I recognise the pressures that exist in our accident and emergency services. That is partly due to the delayed discharge picture and the need to make more beds available in hospitals, but we also need social care packages in place to enable people to leave hospital and return home without delay. We are supporting local systems to try to achieve that, both by getting the processes right and exemplifying best practice and by supporting those who have further to travel in order to ensure that they are able to meet our expectations for a much better service for the people whom we are here to serve.
The cabinet secretary mentioned hospital at home a couple of times in his answers. Can he say any more about the steps that the Scottish Government is taking to further develop the programme, which, as we know, plays an important role in reducing pressure on hospitals and ambulance services?

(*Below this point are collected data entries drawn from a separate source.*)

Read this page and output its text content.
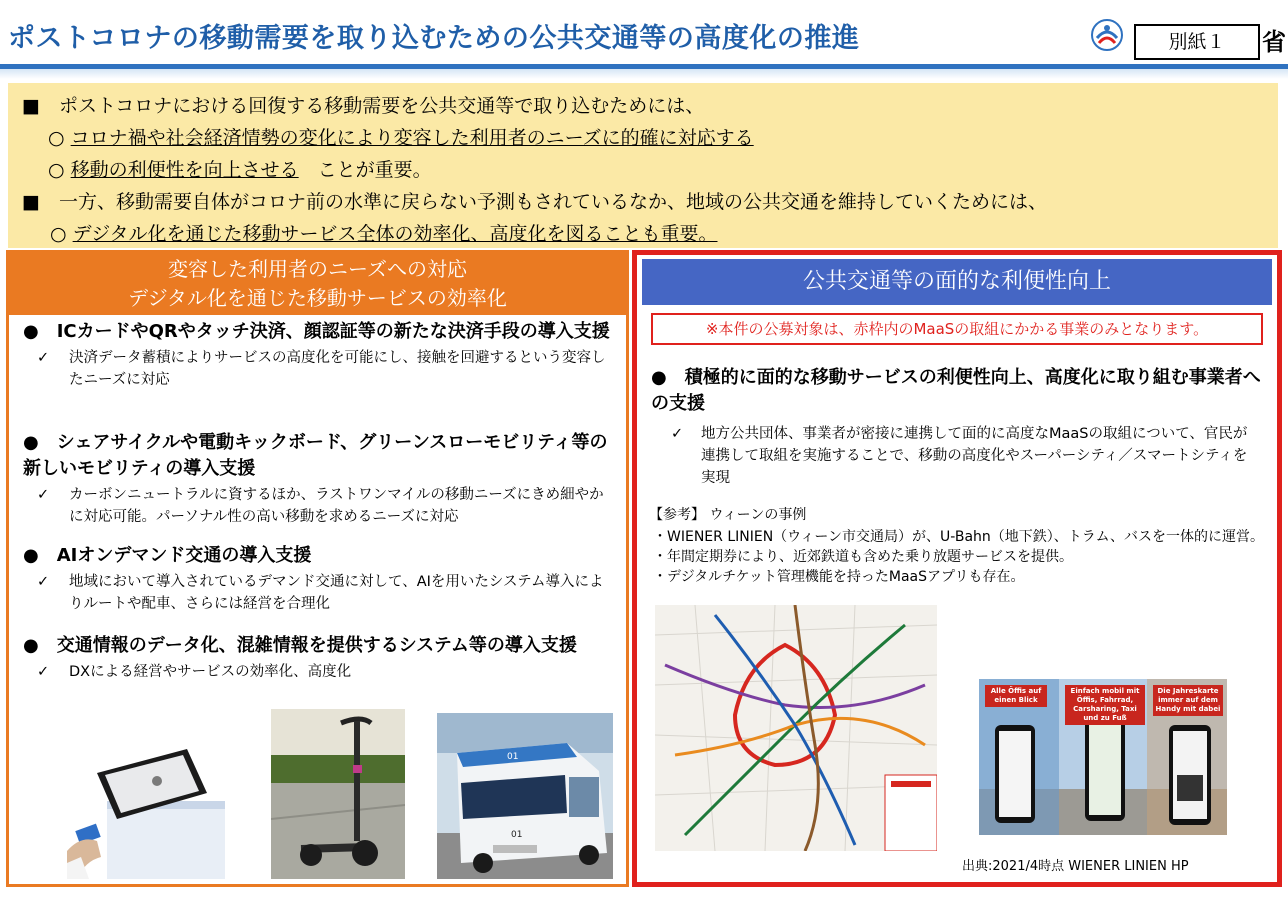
ポストコロナの移動需要を取り込むための公共交通等の高度化の推進	別紙１	省
■　ポストコロナにおける回復する移動需要を公共交通等で取り込むためには、
○ コロナ禍や社会経済情勢の変化により変容した利用者のニーズに的確に対応する
○ 移動の利便性を向上させる　ことが重要。
■　一方、移動需要自体がコロナ前の水準に戻らない予測もされているなか、地域の公共交通を維持していくためには、
○ デジタル化を通じた移動サービス全体の効率化、高度化を図ることも重要。
変容した利用者のニーズへの対応
デジタル化を通じた移動サービスの効率化
●　ICカードやQRやタッチ決済、顔認証等の新たな決済手段の導入支援
✓	決済データ蓄積によりサービスの高度化を可能にし、接触を回避するという変容したニーズに対応
●　シェアサイクルや電動キックボード、グリーンスローモビリティ等の新しいモビリティの導入支援
✓	カーボンニュートラルに資するほか、ラストワンマイルの移動ニーズにきめ細やかに対応可能。パーソナル性の高い移動を求めるニーズに対応
●　AIオンデマンド交通の導入支援
✓	地域において導入されているデマンド交通に対して、AIを用いたシステム導入によりルートや配車、さらには経営を合理化
●　交通情報のデータ化、混雑情報を提供するシステム等の導入支援
✓	DXによる経営やサービスの効率化、高度化
01
01
公共交通等の面的な利便性向上
※本件の公募対象は、赤枠内のMaaSの取組にかかる事業のみとなります。
●　積極的に面的な移動サービスの利便性向上、高度化に取り組む事業者への支援
✓	地方公共団体、事業者が密接に連携して面的に高度なMaaSの取組について、官民が連携して取組を実施することで、移動の高度化やスーパーシティ／スマートシティを実現
【参考】 ウィーンの事例
・WIENER LINIEN（ウィーン市交通局）が、U-Bahn（地下鉄）、トラム、バスを一体的に運営。
・年間定期券により、近郊鉄道も含めた乗り放題サービスを提供。
・デジタルチケット管理機能を持ったMaaSアプリも存在。
Alle Öffis auf einen Blick
Einfach mobil mit Öffis, Fahrrad, Carsharing, Taxi und zu Fuß
Die Jahreskarte immer auf dem Handy mit dabei
出典:2021/4時点 WIENER LINIEN HP
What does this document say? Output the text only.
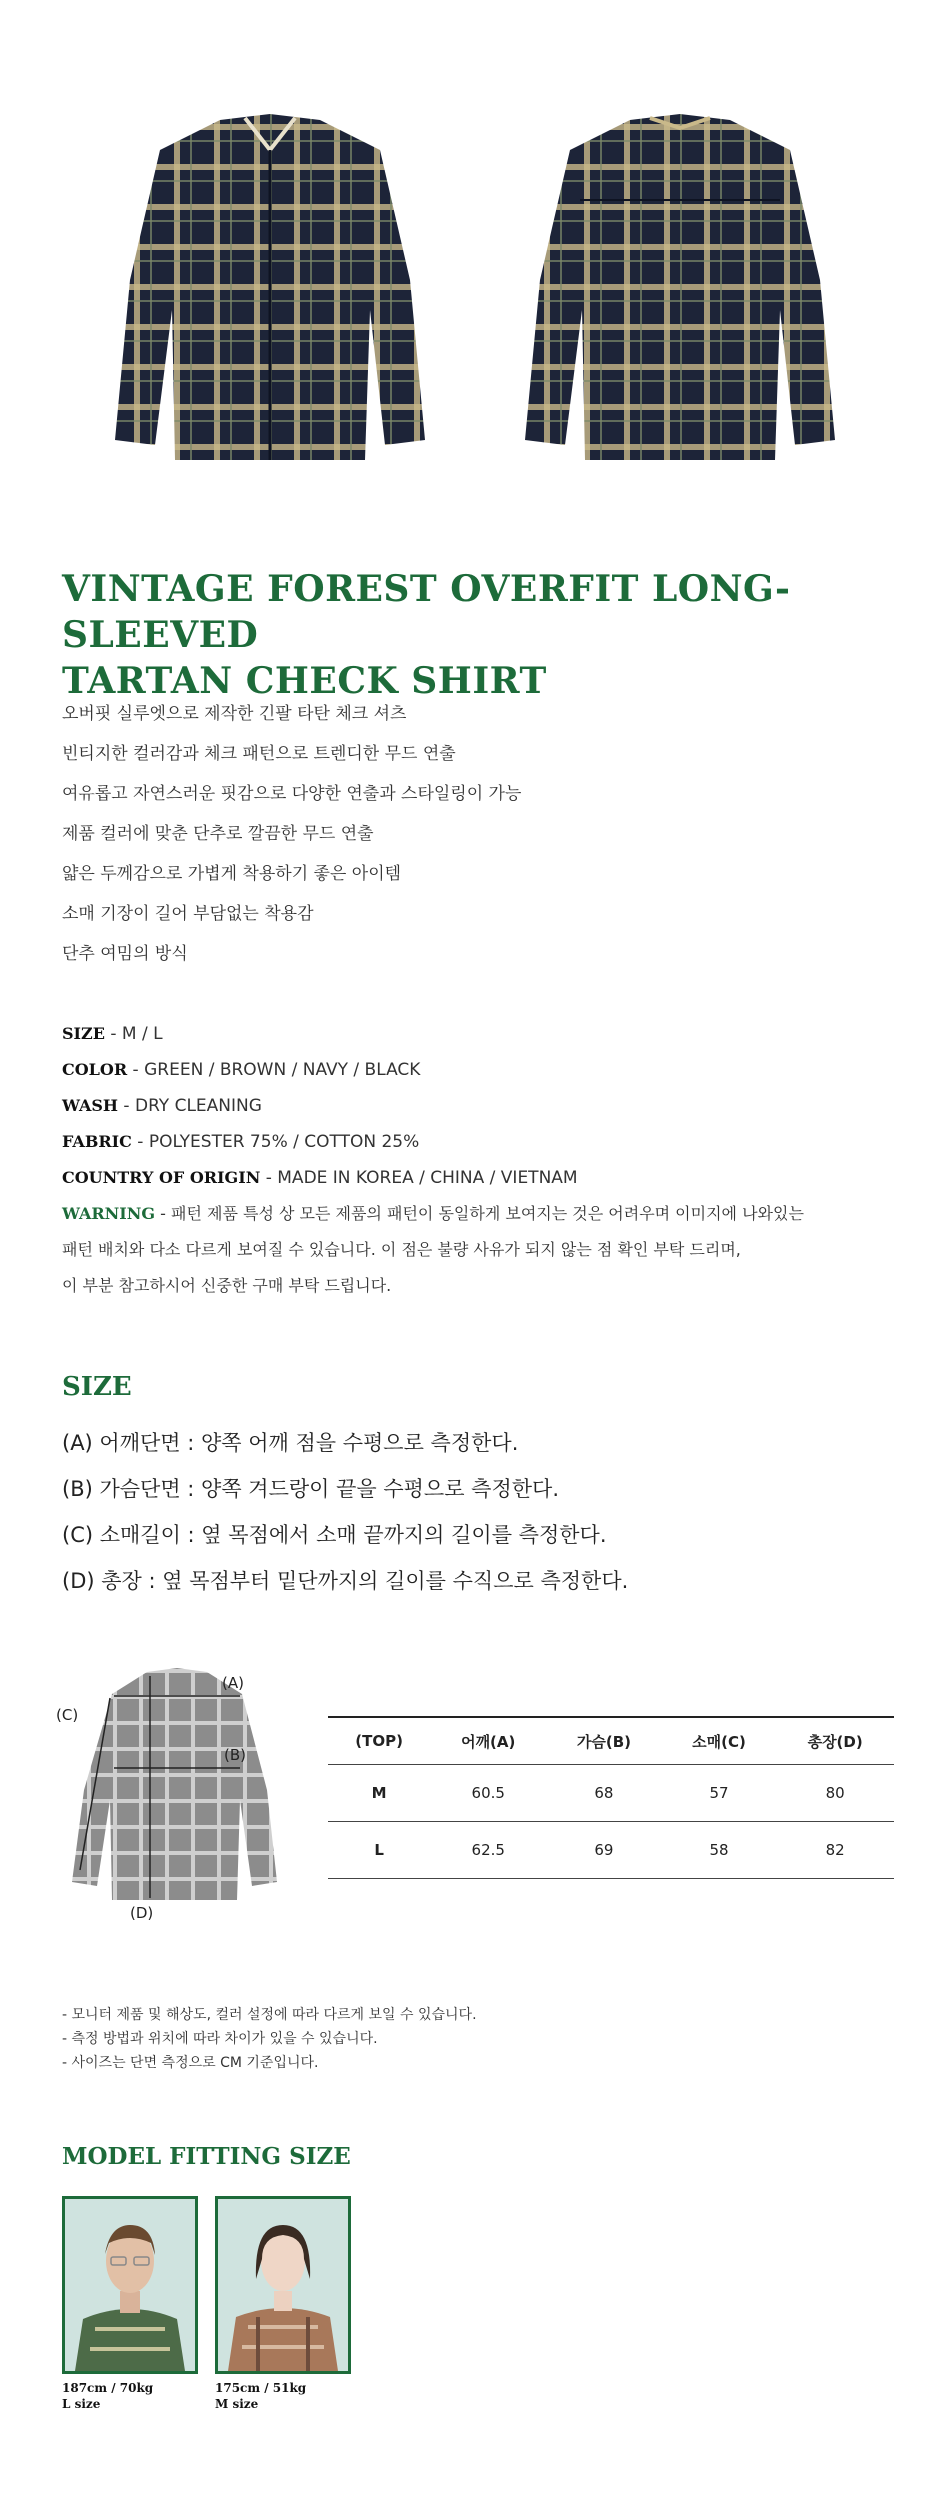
VINTAGE FOREST OVERFIT LONG-SLEEVED
TARTAN CHECK SHIRT
오버핏 실루엣으로 제작한 긴팔 타탄 체크 셔츠
빈티지한 컬러감과 체크 패턴으로 트렌디한 무드 연출
여유롭고 자연스러운 핏감으로 다양한 연출과 스타일링이 가능
제품 컬러에 맞춘 단추로 깔끔한 무드 연출
얇은 두께감으로 가볍게 착용하기 좋은 아이템
소매 기장이 길어 부담없는 착용감
단추 여밈의 방식
SIZE - M / L
COLOR - GREEN / BROWN / NAVY / BLACK
WASH - DRY CLEANING
FABRIC - POLYESTER 75% / COTTON 25%
COUNTRY OF ORIGIN - MADE IN KOREA / CHINA / VIETNAM
WARNING - 패턴 제품 특성 상 모든 제품의 패턴이 동일하게 보여지는 것은 어려우며 이미지에 나와있는
패턴 배치와 다소 다르게 보여질 수 있습니다. 이 점은 불량 사유가 되지 않는 점 확인 부탁 드리며,
이 부분 참고하시어 신중한 구매 부탁 드립니다.
SIZE
(A) 어깨단면 : 양쪽 어깨 점을 수평으로 측정한다.
(B) 가슴단면 : 양쪽 겨드랑이 끝을 수평으로 측정한다.
(C) 소매길이 : 옆 목점에서 소매 끝까지의 길이를 측정한다.
(D) 총장 : 옆 목점부터 밑단까지의 길이를 수직으로 측정한다.
(A)
(B)
(C)
(D)
(TOP)	어깨(A)	가슴(B)	소매(C)	총장(D)
M	60.5	68	57	80
L	62.5	69	58	82
- 모니터 제품 및 해상도, 컬러 설정에 따라 다르게 보일 수 있습니다.
- 측정 방법과 위치에 따라 차이가 있을 수 있습니다.
- 사이즈는 단면 측정으로 CM 기준입니다.
MODEL FITTING SIZE
187cm / 70kg
L size
175cm / 51kg
M size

I thank Joe FitzPatrick for raising an important issue. To continue to develop the hospital at home service, the Scottish Government has made available £3.6 million of funding for 2024-25, which takes the overall funding for hospital at home for older people to more than £15 million since 2020.
The Scottish Government’s continued investment demonstrates that it is committed to hospital at home and sees the programme as a national priority. By providing care in that way, we are enabling more people to receive treatment in the comfort of their own home, rather than in an acute ward; we are relieving the pressure on front-line services in traditional hospital settings; and, crucially, we are getting better outcomes for those patients, which means that they are re-enabled at home and are more likely to stay at home for longer, and will require a smaller social care package as a result. That is a win-win, which is why we are continuing to invest in the hospital at home scheme.
That concludes topical question time.